But at least Florida regained its common sense in the off-season. Whereas Jack Skille got re-signed at $825K, our intrepid StanBow somehow thought Michael Frolik was worth nearly double his salary from the previous two years, and on a 3-year contract to boot. Once the ink dried on that deal, it was very obvious who got the better of this trade.

And then the 2011-12 season started…

The beginning of the 2011-12 season was when we were actually thinking that the $2.3 million we had thrown at Frolik was worth it. Head Coach Joel Quenneville had kept him on the line with Bryan Bickell and Dave Bolland that had shown such promise during the late part of the prior season. Sure enough, the chemistry was still there: before the kids had eaten even half of their Hallowe’en candy that line had combined for 10 goals and 8 assists. Frolik tallied 6 of his eventual 15 points during that stretch.

Then, for whatever reason, everything went south. The next 3 games that line was a combined minus-10. Following that, both Bickell and Frolik were healthy scratches, Bolland hurt his foot and was out several games, and whatever cohesion those three may have had evaporated into thin air.

With the rash of injuries during the season turning the roster into Swiss cheese, you would think that Frolik would have seen ample playing time to fill in for his fallen comrades. But quite the opposite was true: the team chose to bring up rookies to fill the void, while handing Frolik a box of Sno-Caps. During the busiest stretch of the year in February and March, Frolik played in only 12 games — and was a healthy scratch for 16 — while rookies Jimmy Hayes and Andrew Shaw were dressed.

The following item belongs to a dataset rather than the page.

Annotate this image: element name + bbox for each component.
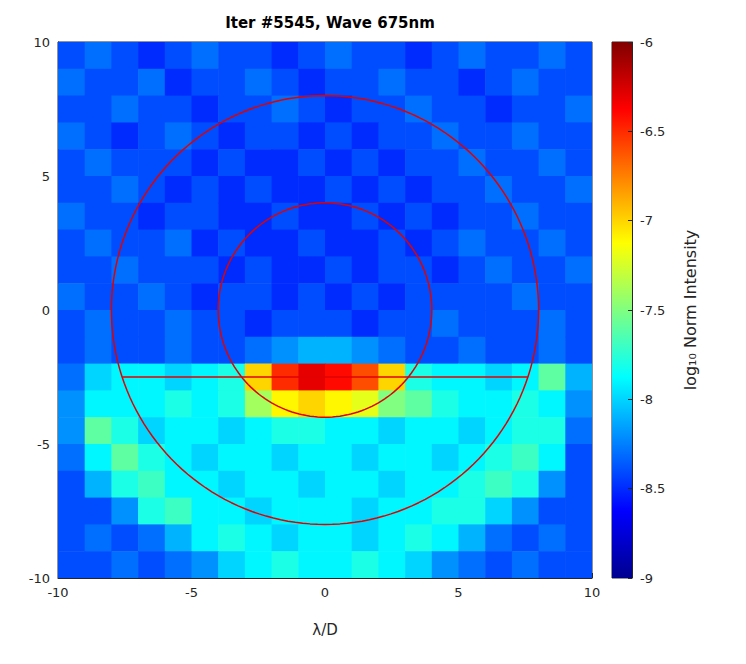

The only forward who was a healthy scratch for a higher percentage of games during February and March was Brendan Morrison. That says a lot.

If there is a “strength” to Frolik’s game, it was found in his penalty killing this year. But since stats on individual players’ performances while on the PK are difficult to find, I have merely anecdotal evidence to support that. The only other positive to report is that he averages just under one shot on goal per game. The rest of his game, the numbers speak for themselves: 5 goals, 10 assists, minus-10, 56 hits, 32 blocked shots.

Or, by means of comparison, we would have been better off (and saved $1.6 million) with Mark Letestu from the Columbus Blue Jackets.

What’s to become of Michael Frolik? Nobody is going to take that contract with that level of performance in a trade, so we’re stuck with him. I’m praying that management sees the flow of young talent that is ready for big-league action, and lets Mr. Frolik join his former-Panther colleague Rusty Olesz up in Rockford. Only time will tell.

Oh, and I’m saving the best for last: 2 of Frolik’s 5 goals were empty-netters.